In fact, Democrats did so well south of Chicago that they picked up enough seats in the state legislature to win back the lower chamber. Although DuPage Republicans won at every level of government, with about 65 percent on average, the legislative blow was felt sharply: The speaker of the house, who came from DuPage, will be minority leader.

"Give us a candidate who really believes in the Republican principles of smaller, less intrusive government, someone who has a serious plan to balance the budget and lower taxes, someone with a positive message that inspires people," said Julie Copeland, a DuPage Republican Party activist.
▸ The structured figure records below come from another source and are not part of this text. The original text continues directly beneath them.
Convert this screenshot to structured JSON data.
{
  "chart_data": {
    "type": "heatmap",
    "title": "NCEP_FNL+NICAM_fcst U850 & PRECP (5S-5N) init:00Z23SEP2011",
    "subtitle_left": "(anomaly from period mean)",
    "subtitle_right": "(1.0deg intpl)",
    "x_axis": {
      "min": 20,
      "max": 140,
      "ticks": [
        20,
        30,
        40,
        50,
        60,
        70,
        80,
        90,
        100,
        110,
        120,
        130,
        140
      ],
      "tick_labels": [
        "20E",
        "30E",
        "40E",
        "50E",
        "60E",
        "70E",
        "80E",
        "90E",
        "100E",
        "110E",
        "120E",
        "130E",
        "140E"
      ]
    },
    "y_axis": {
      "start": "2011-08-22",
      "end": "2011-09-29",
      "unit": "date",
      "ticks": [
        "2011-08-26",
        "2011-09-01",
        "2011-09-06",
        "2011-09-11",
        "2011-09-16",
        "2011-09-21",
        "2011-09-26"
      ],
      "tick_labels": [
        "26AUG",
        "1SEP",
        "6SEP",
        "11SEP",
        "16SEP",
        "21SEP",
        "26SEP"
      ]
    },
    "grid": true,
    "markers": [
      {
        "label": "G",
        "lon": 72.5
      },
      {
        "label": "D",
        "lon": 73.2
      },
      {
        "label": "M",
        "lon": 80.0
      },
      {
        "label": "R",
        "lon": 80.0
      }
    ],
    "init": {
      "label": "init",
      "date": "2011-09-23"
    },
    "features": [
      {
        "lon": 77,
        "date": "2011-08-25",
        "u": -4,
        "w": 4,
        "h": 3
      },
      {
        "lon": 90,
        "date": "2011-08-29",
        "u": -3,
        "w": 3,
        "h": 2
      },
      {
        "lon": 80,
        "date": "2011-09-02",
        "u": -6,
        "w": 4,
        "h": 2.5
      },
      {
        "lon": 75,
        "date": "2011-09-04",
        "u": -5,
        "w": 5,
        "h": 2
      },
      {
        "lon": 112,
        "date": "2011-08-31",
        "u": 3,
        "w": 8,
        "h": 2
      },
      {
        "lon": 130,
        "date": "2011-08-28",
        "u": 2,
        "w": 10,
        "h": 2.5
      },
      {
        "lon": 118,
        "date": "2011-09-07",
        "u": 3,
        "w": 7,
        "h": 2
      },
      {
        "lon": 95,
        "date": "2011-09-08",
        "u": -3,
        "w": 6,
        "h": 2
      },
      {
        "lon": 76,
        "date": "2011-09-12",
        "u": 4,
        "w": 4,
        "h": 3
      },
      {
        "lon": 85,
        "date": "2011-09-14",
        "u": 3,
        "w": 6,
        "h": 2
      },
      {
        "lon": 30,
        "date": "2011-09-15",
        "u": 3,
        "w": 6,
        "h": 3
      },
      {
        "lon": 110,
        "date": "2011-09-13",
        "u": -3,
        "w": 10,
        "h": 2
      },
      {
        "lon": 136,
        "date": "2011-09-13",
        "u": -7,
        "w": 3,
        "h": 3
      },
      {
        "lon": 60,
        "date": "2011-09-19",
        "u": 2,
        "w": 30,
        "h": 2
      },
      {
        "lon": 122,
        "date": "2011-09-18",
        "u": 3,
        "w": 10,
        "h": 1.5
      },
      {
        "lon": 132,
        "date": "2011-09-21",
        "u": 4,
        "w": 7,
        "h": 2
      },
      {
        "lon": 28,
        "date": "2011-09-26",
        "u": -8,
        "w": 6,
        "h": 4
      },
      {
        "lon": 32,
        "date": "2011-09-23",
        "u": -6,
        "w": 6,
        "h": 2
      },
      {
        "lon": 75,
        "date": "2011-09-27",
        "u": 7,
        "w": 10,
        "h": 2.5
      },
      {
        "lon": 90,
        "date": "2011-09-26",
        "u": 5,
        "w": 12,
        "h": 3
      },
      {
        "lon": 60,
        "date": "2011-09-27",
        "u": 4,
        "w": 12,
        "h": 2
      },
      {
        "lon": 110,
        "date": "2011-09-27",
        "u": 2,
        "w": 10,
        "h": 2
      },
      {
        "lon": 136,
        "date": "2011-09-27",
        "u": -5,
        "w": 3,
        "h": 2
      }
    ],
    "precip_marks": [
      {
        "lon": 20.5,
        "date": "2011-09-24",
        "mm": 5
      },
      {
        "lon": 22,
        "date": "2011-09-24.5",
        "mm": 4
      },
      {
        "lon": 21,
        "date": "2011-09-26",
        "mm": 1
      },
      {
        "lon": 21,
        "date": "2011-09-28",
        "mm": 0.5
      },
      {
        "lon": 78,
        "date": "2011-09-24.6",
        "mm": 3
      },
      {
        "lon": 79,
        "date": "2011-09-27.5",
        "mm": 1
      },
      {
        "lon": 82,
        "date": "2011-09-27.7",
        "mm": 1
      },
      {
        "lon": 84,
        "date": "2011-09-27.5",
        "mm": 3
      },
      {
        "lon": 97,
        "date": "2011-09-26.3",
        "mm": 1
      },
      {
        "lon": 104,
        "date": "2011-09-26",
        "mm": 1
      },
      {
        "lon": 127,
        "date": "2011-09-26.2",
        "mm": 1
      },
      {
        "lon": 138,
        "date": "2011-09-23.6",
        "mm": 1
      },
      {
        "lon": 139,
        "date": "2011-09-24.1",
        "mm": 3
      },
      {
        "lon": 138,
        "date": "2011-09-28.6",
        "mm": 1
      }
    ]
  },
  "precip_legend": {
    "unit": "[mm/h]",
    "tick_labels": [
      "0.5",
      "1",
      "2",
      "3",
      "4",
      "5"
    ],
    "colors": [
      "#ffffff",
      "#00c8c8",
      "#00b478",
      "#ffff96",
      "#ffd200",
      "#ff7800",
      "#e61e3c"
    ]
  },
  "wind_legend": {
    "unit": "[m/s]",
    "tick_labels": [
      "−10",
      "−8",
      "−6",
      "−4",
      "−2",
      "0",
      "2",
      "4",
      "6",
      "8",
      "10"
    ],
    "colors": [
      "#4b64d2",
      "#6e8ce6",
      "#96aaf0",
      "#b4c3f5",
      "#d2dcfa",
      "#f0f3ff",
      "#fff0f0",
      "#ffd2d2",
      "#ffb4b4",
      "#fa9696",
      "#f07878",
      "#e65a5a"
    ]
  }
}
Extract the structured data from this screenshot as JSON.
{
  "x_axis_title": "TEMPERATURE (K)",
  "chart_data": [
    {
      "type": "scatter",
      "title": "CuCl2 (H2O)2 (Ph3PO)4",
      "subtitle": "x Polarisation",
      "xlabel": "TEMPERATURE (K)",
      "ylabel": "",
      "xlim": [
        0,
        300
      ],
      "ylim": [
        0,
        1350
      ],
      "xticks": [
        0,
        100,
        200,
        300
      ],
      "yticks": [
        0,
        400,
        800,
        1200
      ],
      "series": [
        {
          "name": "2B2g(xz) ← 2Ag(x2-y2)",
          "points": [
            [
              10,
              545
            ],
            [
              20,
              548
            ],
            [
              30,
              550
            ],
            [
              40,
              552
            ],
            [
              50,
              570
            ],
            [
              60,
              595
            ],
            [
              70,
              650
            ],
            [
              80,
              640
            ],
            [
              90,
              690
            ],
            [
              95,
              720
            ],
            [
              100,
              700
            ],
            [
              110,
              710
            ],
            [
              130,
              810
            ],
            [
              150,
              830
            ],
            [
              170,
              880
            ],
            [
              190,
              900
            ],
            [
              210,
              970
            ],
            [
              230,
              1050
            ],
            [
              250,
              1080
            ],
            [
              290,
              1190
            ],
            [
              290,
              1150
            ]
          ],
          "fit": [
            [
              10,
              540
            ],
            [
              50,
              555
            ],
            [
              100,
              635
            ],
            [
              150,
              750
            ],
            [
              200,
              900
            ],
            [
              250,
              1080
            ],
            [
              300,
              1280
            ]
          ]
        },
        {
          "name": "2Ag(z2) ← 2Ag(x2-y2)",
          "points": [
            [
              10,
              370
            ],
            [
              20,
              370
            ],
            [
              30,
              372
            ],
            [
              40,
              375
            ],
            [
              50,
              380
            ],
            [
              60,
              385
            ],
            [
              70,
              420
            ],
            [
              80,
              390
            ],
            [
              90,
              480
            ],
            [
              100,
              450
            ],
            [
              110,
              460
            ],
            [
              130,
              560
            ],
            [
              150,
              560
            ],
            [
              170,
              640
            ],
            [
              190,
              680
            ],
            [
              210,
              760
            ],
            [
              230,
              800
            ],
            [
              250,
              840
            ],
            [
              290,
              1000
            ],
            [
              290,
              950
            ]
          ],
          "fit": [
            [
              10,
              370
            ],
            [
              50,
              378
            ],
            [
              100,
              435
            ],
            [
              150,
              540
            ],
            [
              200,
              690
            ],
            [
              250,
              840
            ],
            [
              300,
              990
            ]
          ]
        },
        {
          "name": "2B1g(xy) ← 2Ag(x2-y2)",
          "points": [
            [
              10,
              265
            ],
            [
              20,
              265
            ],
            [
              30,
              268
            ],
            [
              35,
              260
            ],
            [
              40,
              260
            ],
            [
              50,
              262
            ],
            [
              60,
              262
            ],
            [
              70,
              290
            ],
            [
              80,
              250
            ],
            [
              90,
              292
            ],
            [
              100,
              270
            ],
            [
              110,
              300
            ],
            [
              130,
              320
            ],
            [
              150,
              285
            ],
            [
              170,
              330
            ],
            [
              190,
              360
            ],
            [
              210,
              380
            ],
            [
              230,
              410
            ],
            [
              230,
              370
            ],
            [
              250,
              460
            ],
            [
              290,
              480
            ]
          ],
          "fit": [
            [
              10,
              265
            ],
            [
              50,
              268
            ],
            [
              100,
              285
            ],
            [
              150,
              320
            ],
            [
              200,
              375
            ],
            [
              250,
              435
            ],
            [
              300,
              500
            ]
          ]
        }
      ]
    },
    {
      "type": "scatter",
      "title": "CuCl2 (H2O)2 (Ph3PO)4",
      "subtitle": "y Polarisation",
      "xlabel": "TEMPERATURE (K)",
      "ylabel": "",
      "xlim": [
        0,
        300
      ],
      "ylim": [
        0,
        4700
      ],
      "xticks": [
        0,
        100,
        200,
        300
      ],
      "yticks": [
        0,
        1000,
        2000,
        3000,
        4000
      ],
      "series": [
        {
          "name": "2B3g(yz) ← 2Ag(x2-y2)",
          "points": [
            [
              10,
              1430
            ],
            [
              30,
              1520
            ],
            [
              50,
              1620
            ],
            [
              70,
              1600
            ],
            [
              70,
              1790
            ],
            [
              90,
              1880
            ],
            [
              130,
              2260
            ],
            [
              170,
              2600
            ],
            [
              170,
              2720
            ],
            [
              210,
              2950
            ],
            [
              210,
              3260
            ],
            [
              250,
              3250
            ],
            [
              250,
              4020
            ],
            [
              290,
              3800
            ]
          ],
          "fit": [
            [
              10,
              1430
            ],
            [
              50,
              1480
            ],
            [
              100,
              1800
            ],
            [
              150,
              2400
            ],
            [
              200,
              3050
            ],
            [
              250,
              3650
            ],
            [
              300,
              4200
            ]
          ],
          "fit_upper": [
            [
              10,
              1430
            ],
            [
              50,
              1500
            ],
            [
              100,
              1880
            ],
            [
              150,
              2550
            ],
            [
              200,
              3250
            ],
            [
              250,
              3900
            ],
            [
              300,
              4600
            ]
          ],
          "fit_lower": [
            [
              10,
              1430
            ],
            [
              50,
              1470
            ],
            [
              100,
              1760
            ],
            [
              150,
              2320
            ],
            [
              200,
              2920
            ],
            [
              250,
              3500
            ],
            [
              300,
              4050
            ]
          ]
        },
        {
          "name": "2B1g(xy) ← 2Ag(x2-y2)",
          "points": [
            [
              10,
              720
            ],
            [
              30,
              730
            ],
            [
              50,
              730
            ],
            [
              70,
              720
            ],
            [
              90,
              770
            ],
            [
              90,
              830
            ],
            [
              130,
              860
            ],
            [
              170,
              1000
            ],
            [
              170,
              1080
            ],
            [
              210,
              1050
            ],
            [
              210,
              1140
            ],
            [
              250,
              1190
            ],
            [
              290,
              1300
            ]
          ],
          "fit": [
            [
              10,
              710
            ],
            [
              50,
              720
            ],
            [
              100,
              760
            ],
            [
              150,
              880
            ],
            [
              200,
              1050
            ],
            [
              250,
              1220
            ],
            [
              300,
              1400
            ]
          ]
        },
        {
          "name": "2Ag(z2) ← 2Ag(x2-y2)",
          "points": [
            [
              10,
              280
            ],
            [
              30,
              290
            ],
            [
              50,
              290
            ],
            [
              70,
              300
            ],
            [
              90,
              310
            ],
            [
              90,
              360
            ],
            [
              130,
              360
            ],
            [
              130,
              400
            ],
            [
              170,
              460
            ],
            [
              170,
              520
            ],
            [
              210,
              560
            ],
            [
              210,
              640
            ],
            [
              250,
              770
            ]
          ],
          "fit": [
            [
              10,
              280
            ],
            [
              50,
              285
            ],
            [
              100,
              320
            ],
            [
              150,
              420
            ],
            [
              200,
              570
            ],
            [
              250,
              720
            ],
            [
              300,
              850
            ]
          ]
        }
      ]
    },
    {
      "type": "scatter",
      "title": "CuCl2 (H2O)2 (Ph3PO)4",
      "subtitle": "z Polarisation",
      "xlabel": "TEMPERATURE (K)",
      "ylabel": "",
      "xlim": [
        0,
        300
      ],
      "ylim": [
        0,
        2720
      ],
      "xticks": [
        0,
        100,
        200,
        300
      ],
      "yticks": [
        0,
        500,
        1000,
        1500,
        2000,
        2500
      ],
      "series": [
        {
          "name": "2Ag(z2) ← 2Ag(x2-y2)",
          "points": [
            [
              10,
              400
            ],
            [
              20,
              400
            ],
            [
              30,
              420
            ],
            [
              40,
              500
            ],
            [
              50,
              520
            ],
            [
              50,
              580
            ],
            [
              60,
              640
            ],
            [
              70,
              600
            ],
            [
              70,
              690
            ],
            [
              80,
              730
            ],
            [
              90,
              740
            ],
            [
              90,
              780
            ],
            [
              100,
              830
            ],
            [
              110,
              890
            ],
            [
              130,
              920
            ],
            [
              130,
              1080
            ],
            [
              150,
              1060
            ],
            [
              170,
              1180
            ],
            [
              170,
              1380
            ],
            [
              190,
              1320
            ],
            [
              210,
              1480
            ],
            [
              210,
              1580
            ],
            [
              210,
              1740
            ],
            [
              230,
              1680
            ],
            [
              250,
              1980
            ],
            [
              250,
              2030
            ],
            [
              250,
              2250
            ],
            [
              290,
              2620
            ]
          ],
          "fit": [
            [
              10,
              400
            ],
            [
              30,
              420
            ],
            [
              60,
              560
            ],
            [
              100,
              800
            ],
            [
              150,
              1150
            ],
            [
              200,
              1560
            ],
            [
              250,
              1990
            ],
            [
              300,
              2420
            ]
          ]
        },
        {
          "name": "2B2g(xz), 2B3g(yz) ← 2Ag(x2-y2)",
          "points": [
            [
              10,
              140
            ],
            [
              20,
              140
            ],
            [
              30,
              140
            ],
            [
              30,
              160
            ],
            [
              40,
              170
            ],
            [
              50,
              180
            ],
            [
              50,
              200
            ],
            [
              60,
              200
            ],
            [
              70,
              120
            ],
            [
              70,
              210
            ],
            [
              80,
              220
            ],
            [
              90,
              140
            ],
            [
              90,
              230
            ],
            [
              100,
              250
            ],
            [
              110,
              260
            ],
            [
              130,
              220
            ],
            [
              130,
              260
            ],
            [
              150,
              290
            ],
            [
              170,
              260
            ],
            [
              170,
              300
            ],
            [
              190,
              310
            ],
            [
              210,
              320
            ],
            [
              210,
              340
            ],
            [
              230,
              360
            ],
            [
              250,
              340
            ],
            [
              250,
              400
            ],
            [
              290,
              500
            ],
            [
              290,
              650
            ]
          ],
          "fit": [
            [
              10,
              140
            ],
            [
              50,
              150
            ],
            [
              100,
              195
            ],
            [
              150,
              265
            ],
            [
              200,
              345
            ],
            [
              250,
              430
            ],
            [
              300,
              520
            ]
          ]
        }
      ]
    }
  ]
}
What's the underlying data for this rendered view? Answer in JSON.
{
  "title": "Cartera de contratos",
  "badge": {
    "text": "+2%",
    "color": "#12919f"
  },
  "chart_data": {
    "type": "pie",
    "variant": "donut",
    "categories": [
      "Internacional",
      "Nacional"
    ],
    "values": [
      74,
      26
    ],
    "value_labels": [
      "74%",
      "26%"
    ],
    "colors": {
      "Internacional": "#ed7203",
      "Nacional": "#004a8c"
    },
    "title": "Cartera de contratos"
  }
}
The fissures in the Republican Party also could be seen in the results in Brevard County, the Florida Space Coast. Dole carried the county by only four points, which was not enough to win this state. But a conservative freshman congressman, Dave Weldon, a favorite of the religious right, won by more than 10 points, the best showing by a GOP congressional candidate here since the Civil War. Weldon's supporters mostly went for Dole, but they did so without enthusiasm, seeing him as a bloodless standard-bearer for their causes.

Yet it was Dole's association with the likes of the Christian Coalition and others whose agenda scares many suburbanites - even here in this land of God and country - that helped keep Dole's vote totals down in Brevard and elsewhere. It turned off the elderly and the young engineers who are flocking from northern suburbs where they usually voted Re-publican but aren't comfortable with the less familiar rhetoric of the religious right or the reality of cuts to programs for their families. Like the rest of the suburbs, these voters are up for grabs.

Somehow, the GOP will have to find a balance between suburbanites who have been comfortable for years with main street Republicanism, as practiced on Long Island and in DuPage and Montgomery Counties; and the religious right, which has only recently come to adopt this party as its base of political operations. The same goes for the Democrats, where a clash between the center and left could tear apart the Democratic tent - and turn off suburban voters again.

The tensions between the two (or more) visions of the parties will be hardest to reconcile in suburbia. But leaders in both should realize that it's in this increasingly influential string of places beyond the city lines that the payoffs are as great as the pitfalls are deep.